A 2x2 matrix for systematically determining redundancy investment levels by mapping systems against failure probability (Low <5%/year vs High >15%/year) and failure cost (Low <$100K vs High >$1M).
When to Use Redundancy Investment Decision
When prioritizing redundancy investments across multiple systems or dependencies, or when making go/no-go decisions on specific redundancy proposals.
How to Apply
Quadrant 1: Strategic Redundancy
Low probability, High cost. Unlikely failures with severe consequences justify moderate investment. Use cost-effective approaches (standby vs. active, insurance, cold backup). Focus on ensuring redundancy works when needed through regular testing.
Questions to Ask
- Is standby redundancy sufficient or is active required?
- Would insurance be more cost-effective?
- How will we ensure backup works after long dormancy?
Quadrant 2: Critical Redundancy
High probability, High cost.

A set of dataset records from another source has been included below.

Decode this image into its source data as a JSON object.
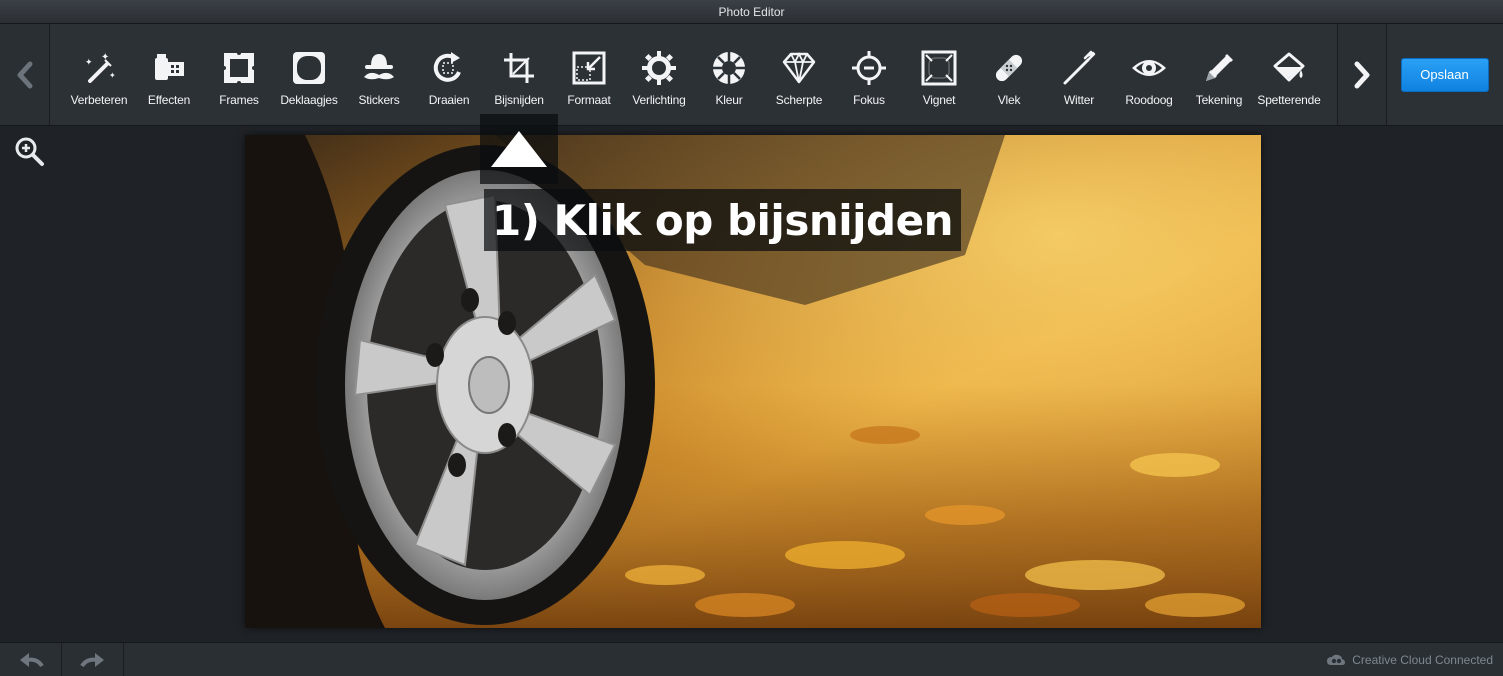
{
  "window": {
    "title": "Photo Editor"
  },
  "toolbar": {
    "tools": [
      {
        "label": "Verbeteren",
        "icon": "magic-wand-icon"
      },
      {
        "label": "Effecten",
        "icon": "film-effects-icon"
      },
      {
        "label": "Frames",
        "icon": "frame-icon"
      },
      {
        "label": "Deklaagjes",
        "icon": "overlay-icon"
      },
      {
        "label": "Stickers",
        "icon": "mustache-hat-icon"
      },
      {
        "label": "Draaien",
        "icon": "rotate-icon"
      },
      {
        "label": "Bijsnijden",
        "icon": "crop-icon"
      },
      {
        "label": "Formaat",
        "icon": "resize-icon"
      },
      {
        "label": "Verlichting",
        "icon": "sun-icon"
      },
      {
        "label": "Kleur",
        "icon": "color-wheel-icon"
      },
      {
        "label": "Scherpte",
        "icon": "diamond-icon"
      },
      {
        "label": "Fokus",
        "icon": "focus-target-icon"
      },
      {
        "label": "Vignet",
        "icon": "vignette-icon"
      },
      {
        "label": "Vlek",
        "icon": "bandage-icon"
      },
      {
        "label": "Witter",
        "icon": "toothbrush-icon"
      },
      {
        "label": "Roodoog",
        "icon": "eye-icon"
      },
      {
        "label": "Tekening",
        "icon": "pencil-icon"
      },
      {
        "label": "Spetterende",
        "icon": "paint-bucket-icon"
      }
    ],
    "save_label": "Opslaan"
  },
  "tutorial": {
    "step_text": "1) Klik op bijsnijden"
  },
  "status": {
    "cloud_label": "Creative Cloud Connected"
  },
  "colors": {
    "accent": "#1a8fea",
    "background": "#1f2327",
    "toolbar": "#2c3136"
  }
}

Frequent failures with severe consequences demand heavy investment. Active redundancy for instant failover, multiple independent backup layers, diverse approaches to avoid common-mode failures.
Questions to Ask
- Do we have instant failover capability?
- Are our redundant systems truly independent?
- Have we addressed common-mode failure risks?
Quadrant 3: Selective Redundancy
Low probability, Low cost. Unlikely failures with manageable consequences may warrant minimal redundancy (cold backup, documentation, recovery procedures) or simply accepting risk. Insurance may be more cost-effective.
Questions to Ask
- Is documentation and recovery procedures sufficient?
- Should we simply accept this risk?
- Would insurance cover this more efficiently?
Quadrant 4: Efficiency Focus
High probability, Low cost. Frequent failures with low consequences don't justify redundancy. Fix root causes, improve reliability, or accept failures and repair quickly.
Questions to Ask
- Why are failures so frequent?
- Can we fix the root cause instead of adding backup?
- Is it cheaper to just handle failures as they occur?